Today, there are two classes of interventions designed to achieve workplace gender equality: Those designed to boost ambition, and those that try to provide women with needed abilities to achieve these positions. While such initiatives are generally well meaning, they tend to be based upon (and reinforce) stereotypes of what women lack.

Instead, the interventional focus must be shifted to society and companies. Since debiasing minds is hard, we need to change the structures, organizational context and culture in which female talents are embedded.

Debiasing systems happens via structural national interventions, e.g. quotas, and company-specific DEI programmes driven by invested business leaders — including the CEO and Board Chair — modeling and incentivizing inclusive leadership.

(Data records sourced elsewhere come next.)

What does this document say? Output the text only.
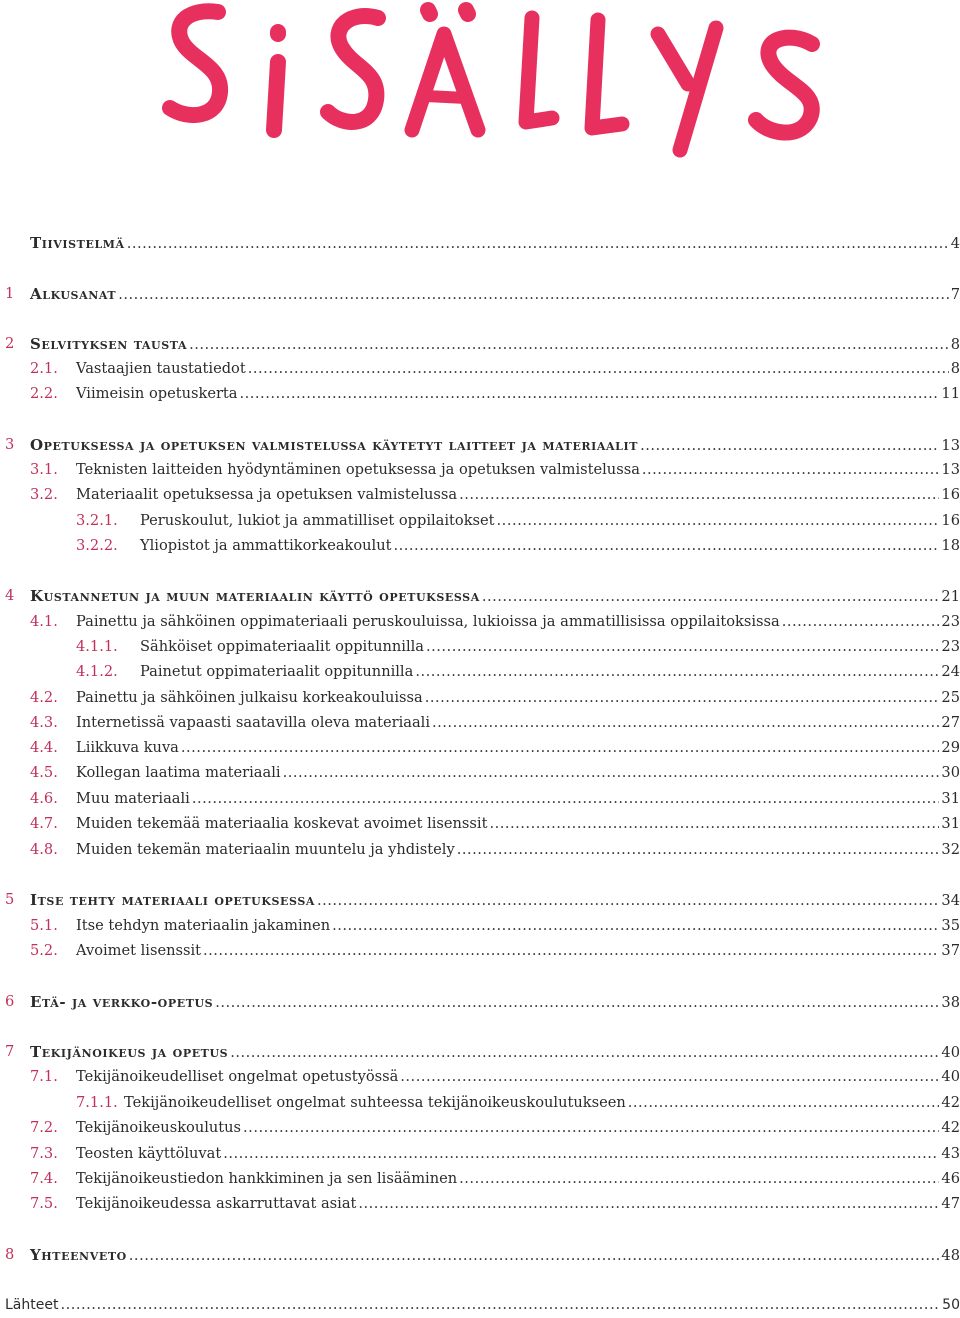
Tiivistelmä .....	4
1 Alkusanat .....	7
2 Selvityksen tausta .....	8
2.1. Vastaajien taustatiedot .....	8
2.2. Viimeisin opetuskerta .....	11
3 Opetuksessa ja opetuksen valmistelussa käytetyt laitteet ja materiaalit .....	13
3.1. Teknisten laitteiden hyödyntäminen opetuksessa ja opetuksen valmistelussa .....	13
3.2. Materiaalit opetuksessa ja opetuksen valmistelussa .....	16
3.2.1. Peruskoulut, lukiot ja ammatilliset oppilaitokset .....	16
3.2.2. Yliopistot ja ammattikorkeakoulut .....	18
4 Kustannetun ja muun materiaalin käyttö opetuksessa .....	21
4.1. Painettu ja sähköinen oppimateriaali peruskouluissa, lukioissa ja ammatillisissa oppilaitoksissa .....	23
4.1.1. Sähköiset oppimateriaalit oppitunnilla .....	23
4.1.2. Painetut oppimateriaalit oppitunnilla .....	24
4.2. Painettu ja sähköinen julkaisu korkeakouluissa .....	25
4.3. Internetissä vapaasti saatavilla oleva materiaali .....	27
4.4. Liikkuva kuva .....	29
4.5. Kollegan laatima materiaali .....	30
4.6. Muu materiaali .....	31
4.7. Muiden tekemää materiaalia koskevat avoimet lisenssit .....	31
4.8. Muiden tekemän materiaalin muuntelu ja yhdistely .....	32
5 Itse tehty materiaali opetuksessa .....	34
5.1. Itse tehdyn materiaalin jakaminen .....	35
5.2. Avoimet lisenssit .....	37
6 Etä- ja verkko-opetus .....	38
7 Tekijänoikeus ja opetus .....	40
7.1. Tekijänoikeudelliset ongelmat opetustyössä .....	40
7.1.1. Tekijänoikeudelliset ongelmat suhteessa tekijänoikeuskoulutukseen .....	42
7.2. Tekijänoikeuskoulutus .....	42
7.3. Teosten käyttöluvat .....	43
7.4. Tekijänoikeustiedon hankkiminen ja sen lisääminen .....	46
7.5. Tekijänoikeudessa askarruttavat asiat .....	47
8 Yhteenveto .....	48
Lähteet .....	50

They need to understand and target all the personal, organizational and societal challenges women face when developing their professional trajectory and cover each phase of the employee lifecycle.

The composition at the top of a company and the leadership behaviors displayed — inclusive ones or not — set the tone of the organization and have signaling impact both inside and outside to existing and potential future employees. They tell a story of what is attainable and/or desirable for female talent.

It is time to challenge the underlying factors, primarily belief systems and informal assessments, that have been counterproductive for the appointment or tenure of female Executives. A real cultural change means fundamental rethinking and learning new patterns of behavior — this starts with each individual.